Fissure - An extensive crack, break, or fracture in the rocks


Flat-lying - Said of deposits and coal seams with a dip up to 5 degrees.

Float - the loose and scattered pieces of ore which have broken from an outcrop.  
Float dust - Fine coal-dust particles carried in suspension by air currents and eventually deposited in return entries. Dust consisting of particles of coal that can pass through a No. 200 sieve.  
Flotation - A milling process by which some mineral particles are induced to become attached to bubbles and float, and others to sink.  
Floor - That part of any underground working upon which a person walks or upon which haulage equipment travels; simply the bottom or underlying surface of an underground excavation.  
Flue Gas Desulfurization – Any of several forms of chemical/physical processes that remove sulfur compounds formed during coal combustion. The devices, commonly called "scrubbers," combine the sulfur in gaseous emissions with another chemical medium to form inert "sludge" which must then be removed for disposal.


Fluidized Bed Combustion – A process with a high degree of ability to remove sulfur from coal during combustion. Crushed coal and limestone are suspended in the bottom of a boiler by an upward stream of hot air.

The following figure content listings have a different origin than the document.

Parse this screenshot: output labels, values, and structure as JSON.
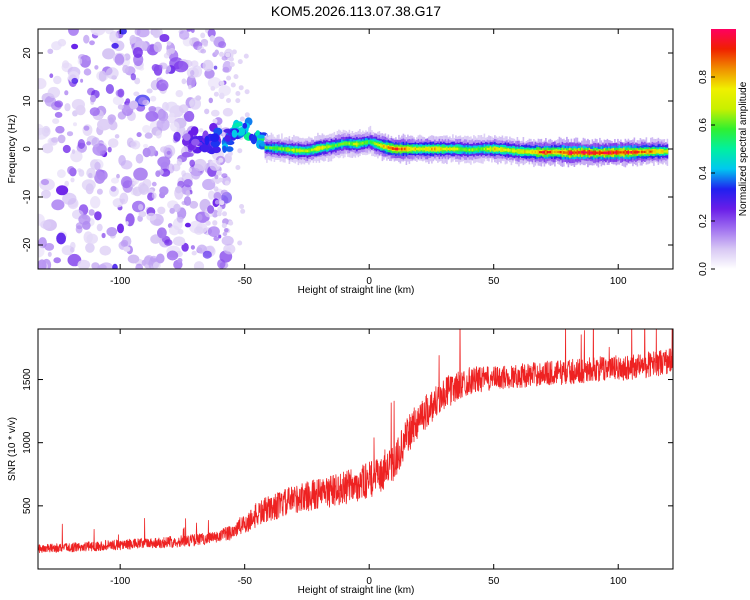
{
  "figure": {
    "title": "KOM5.2026.113.07.38.G17"
  },
  "chart_data": [
    {
      "type": "heatmap",
      "name": "spectrogram",
      "xlabel": "Height of straight line (km)",
      "ylabel": "Frequency (Hz)",
      "xlim": [
        -133,
        122
      ],
      "ylim": [
        -25,
        25
      ],
      "xticks": [
        -100,
        -50,
        0,
        50,
        100
      ],
      "xtick_labels": [
        "-100",
        "-50",
        "0",
        "50",
        "100"
      ],
      "yticks": [
        -20,
        -10,
        0,
        10,
        20
      ],
      "ytick_labels": [
        "-20",
        "-10",
        "0",
        "10",
        "20"
      ],
      "colorbar": {
        "label": "Normalized spectral amplitude",
        "range": [
          0,
          1
        ],
        "ticks": [
          0.0,
          0.2,
          0.4,
          0.6,
          0.8
        ],
        "tick_labels": [
          "0.0",
          "0.2",
          "0.4",
          "0.6",
          "0.8"
        ],
        "colormap": [
          "#ffffff",
          "#d8c8f4",
          "#a070f0",
          "#6a1ee8",
          "#2020f0",
          "#00c8f0",
          "#00f0a0",
          "#30f030",
          "#c8f000",
          "#f0f000",
          "#f09000",
          "#f02000",
          "#ff0060"
        ]
      },
      "noise_region": {
        "x_range": [
          -133,
          -56
        ],
        "y_range": [
          -25,
          25
        ],
        "typical_amplitude": [
          0.05,
          0.25
        ]
      },
      "transition": {
        "x": [
          -74,
          -70,
          -66,
          -62,
          -58,
          -54,
          -50,
          -46,
          -42
        ],
        "y": [
          0.5,
          1.0,
          0.8,
          2.0,
          1.5,
          3.5,
          4.0,
          3.5,
          1.5
        ],
        "amplitude": [
          0.2,
          0.25,
          0.3,
          0.3,
          0.35,
          0.4,
          0.45,
          0.42,
          0.5
        ]
      },
      "ridge": {
        "x": [
          -42,
          -35,
          -30,
          -25,
          -20,
          -15,
          -10,
          -5,
          0,
          5,
          10,
          15,
          20,
          25,
          30,
          35,
          40,
          45,
          50,
          55,
          60,
          65,
          70,
          75,
          80,
          85,
          90,
          95,
          100,
          105,
          110,
          115,
          120
        ],
        "y": [
          0.3,
          0.0,
          -0.3,
          -0.4,
          0.2,
          0.6,
          1.2,
          1.0,
          1.5,
          0.6,
          0.0,
          0.0,
          0.0,
          0.0,
          0.0,
          0.0,
          -0.2,
          0.0,
          0.0,
          -0.2,
          -0.5,
          -0.6,
          -0.7,
          -0.6,
          -0.8,
          -0.7,
          -0.8,
          -0.8,
          -0.7,
          -0.7,
          -0.6,
          -0.5,
          -0.5
        ],
        "amplitude": [
          0.55,
          0.62,
          0.66,
          0.64,
          0.72,
          0.62,
          0.58,
          0.68,
          0.55,
          0.75,
          0.9,
          0.82,
          0.7,
          0.78,
          0.72,
          0.68,
          0.62,
          0.62,
          0.74,
          0.7,
          0.72,
          0.78,
          0.92,
          0.82,
          0.96,
          0.96,
          0.94,
          0.98,
          0.96,
          0.92,
          0.86,
          0.8,
          0.7
        ]
      }
    },
    {
      "type": "line",
      "name": "snr",
      "color": "#ee2222",
      "xlabel": "Height of straight line (km)",
      "ylabel": "SNR (10 * v/v)",
      "xlim": [
        -133,
        122
      ],
      "ylim": [
        0,
        1900
      ],
      "xticks": [
        -100,
        -50,
        0,
        50,
        100
      ],
      "xtick_labels": [
        "-100",
        "-50",
        "0",
        "50",
        "100"
      ],
      "yticks": [
        500,
        1000,
        1500
      ],
      "ytick_labels": [
        "500",
        "1000",
        "1500"
      ],
      "trend": {
        "x": [
          -133,
          -120,
          -100,
          -80,
          -70,
          -60,
          -55,
          -50,
          -45,
          -40,
          -35,
          -30,
          -25,
          -20,
          -15,
          -10,
          -5,
          0,
          5,
          10,
          15,
          20,
          25,
          30,
          40,
          50,
          60,
          70,
          80,
          90,
          100,
          110,
          122
        ],
        "y": [
          150,
          160,
          180,
          200,
          215,
          240,
          280,
          330,
          400,
          450,
          480,
          520,
          540,
          560,
          580,
          600,
          630,
          660,
          700,
          800,
          1000,
          1150,
          1250,
          1350,
          1460,
          1480,
          1500,
          1520,
          1530,
          1550,
          1560,
          1580,
          1620
        ]
      },
      "noise_amplitude": [
        {
          "x": -133,
          "amp": 60
        },
        {
          "x": -60,
          "amp": 90
        },
        {
          "x": -45,
          "amp": 180
        },
        {
          "x": 0,
          "amp": 260
        },
        {
          "x": 20,
          "amp": 260
        },
        {
          "x": 50,
          "amp": 170
        },
        {
          "x": 122,
          "amp": 190
        }
      ]
    }
  ]
}
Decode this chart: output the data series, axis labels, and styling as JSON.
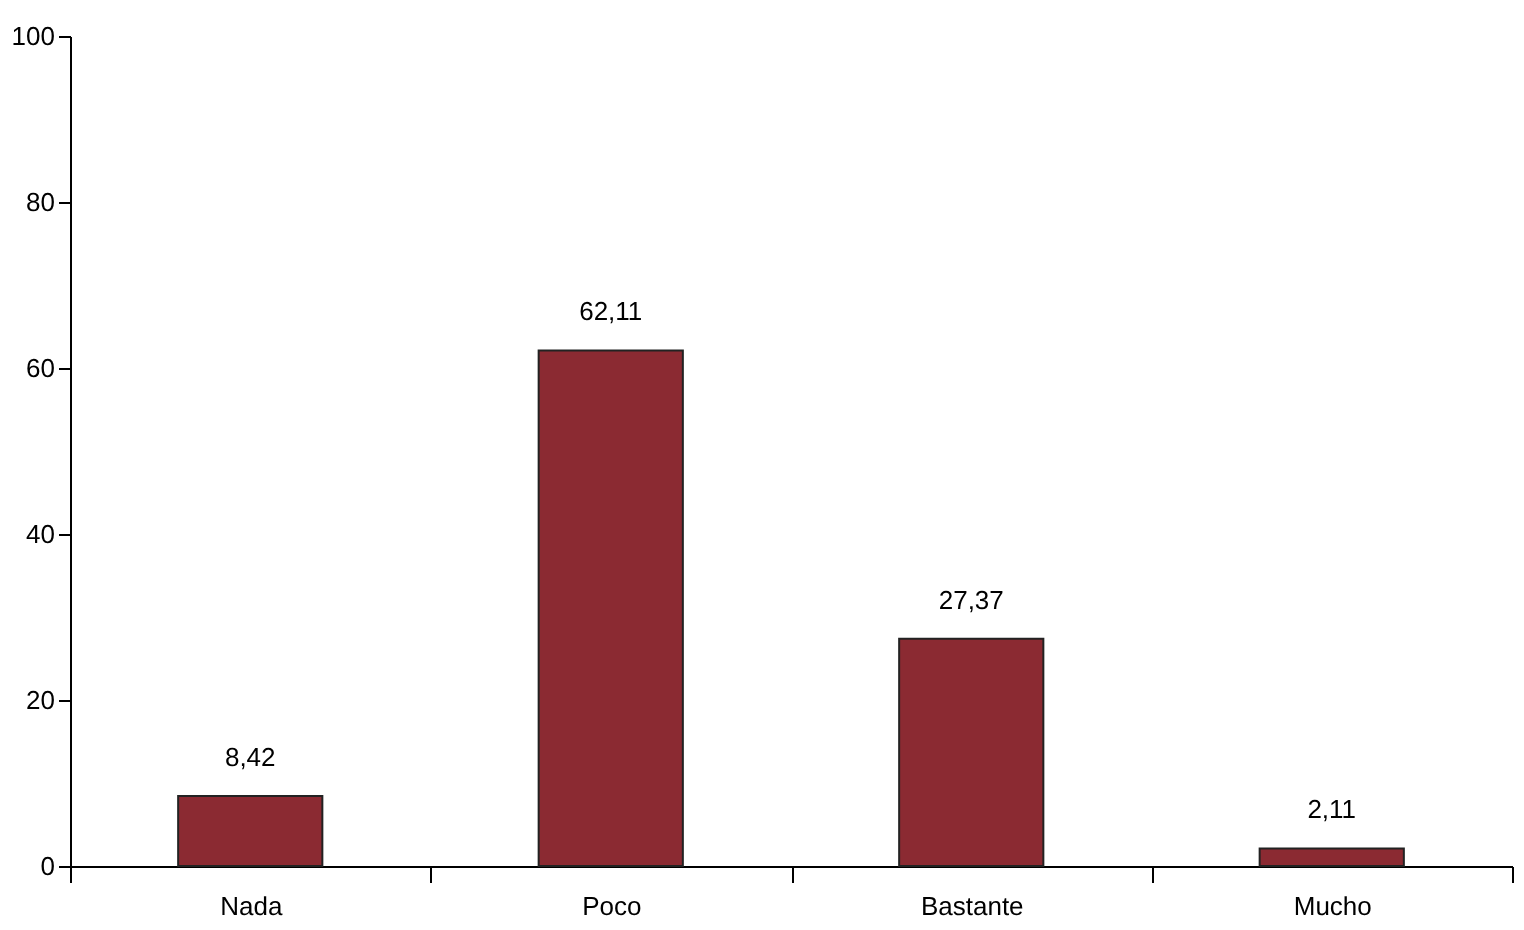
{
  "chart_data": {
    "type": "bar",
    "categories": [
      "Nada",
      "Poco",
      "Bastante",
      "Mucho"
    ],
    "values": [
      8.42,
      62.11,
      27.37,
      2.11
    ],
    "value_labels": [
      "8,42",
      "62,11",
      "27,37",
      "2,11"
    ],
    "color": "#8b2a32",
    "ylim": [
      0,
      100
    ],
    "yticks": [
      0,
      20,
      40,
      60,
      80,
      100
    ],
    "grid": false
  }
}
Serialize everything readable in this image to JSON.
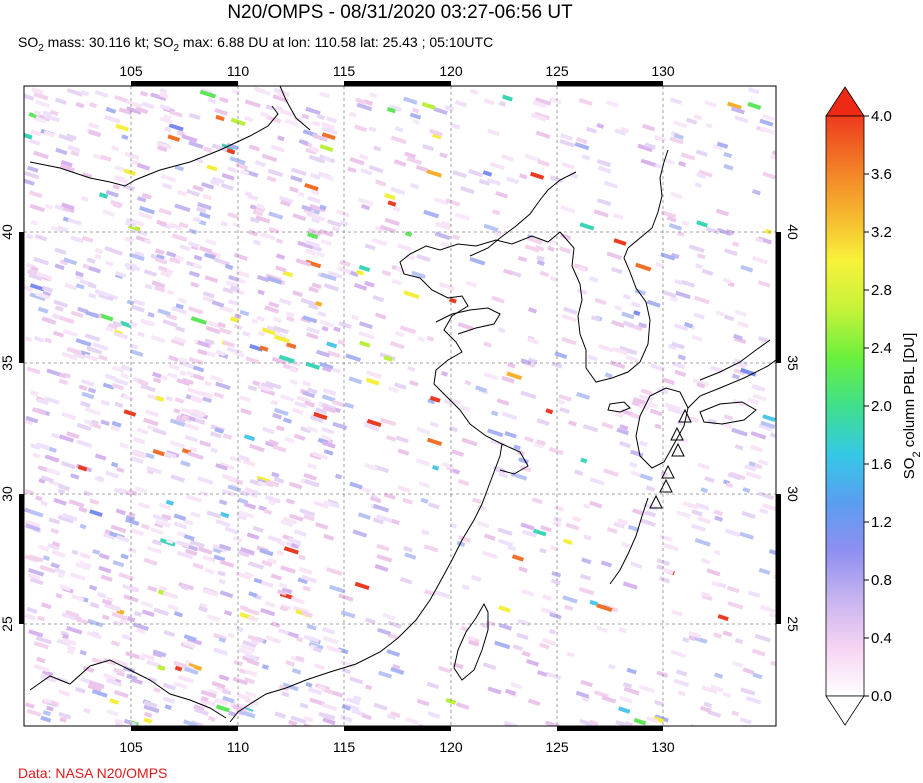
{
  "header": {
    "title": "N20/OMPS - 08/31/2020 03:27-06:56 UT",
    "subtitle_pre": "SO",
    "subtitle_sub1": "2",
    "subtitle_mid": " mass: 30.116 kt; SO",
    "subtitle_sub2": "2",
    "subtitle_post": " max: 6.88 DU at lon: 110.58 lat: 25.43 ; 05:10UTC"
  },
  "map": {
    "lon_range": [
      100,
      135
    ],
    "lat_range": [
      20,
      45
    ],
    "lon_ticks": [
      "105",
      "110",
      "115",
      "120",
      "125",
      "130"
    ],
    "lat_ticks": [
      "40",
      "35",
      "30",
      "25"
    ],
    "volcano_icon": "triangle-outline-icon"
  },
  "colorbar": {
    "label_main": "SO",
    "label_sub": "2",
    "label_rest": " column PBL [DU]",
    "ticks": [
      "4.0",
      "3.6",
      "3.2",
      "2.8",
      "2.4",
      "2.0",
      "1.6",
      "1.2",
      "0.8",
      "0.4",
      "0.0"
    ],
    "range": [
      0.0,
      4.0
    ],
    "colors": [
      "#ffffff",
      "#f6d3f2",
      "#c7b4f0",
      "#8f8ff0",
      "#5a9ef0",
      "#35c8e6",
      "#3fe08c",
      "#6af03c",
      "#c6f23a",
      "#f8f23a",
      "#f6b42e",
      "#f27a26",
      "#ee3a1e"
    ]
  },
  "footer": {
    "credit": "Data: NASA N20/OMPS"
  }
}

The coal is burned in this bubbling, liquid-like (or "fluidized") mixture. Rather than released as emissions, sulfur from combustion gases combines with the limestone to form a solid compound recovered with the ash.

Fluvial - deposit in, or pertaining to, rivers;  
Fly ash – The finely divided particles of ash suspended in gases resulting from the combustion of fuel. Electrostatic precipitators are used to remove fly ash from the gases prior to the release from a power plant's smokestack.  
Formation – Any assemblage of rocks which have some character in common, whether of origin, age, or composition. Often, the word is loosely used to indicate anything that has been formed or brought into its present shape.


Fossil fuel – Any naturally occurring fuel of an organic nature, such as coal, crude oil and natural gas.


Footwall - The wall or rock on the underside of a vein or ore structure.  
Fracture - A general term to include any kind of discontinuity in a body of rock if produced by mechanical failure, whether by shear stress or tensile stress. Fractures include faults, shears, joints, and planes of fracture cleavage.


Friable - Easy to break, or crumbling naturally. Descriptive of certain rocks and minerals.


Fuse - A cord-like substance used in the ignition of explosives. Black powder is entrained in the cord and, when lit, burns along the cord at a set rate. A fuse can be safely used to ignite a cap, which is the primer for an explosive.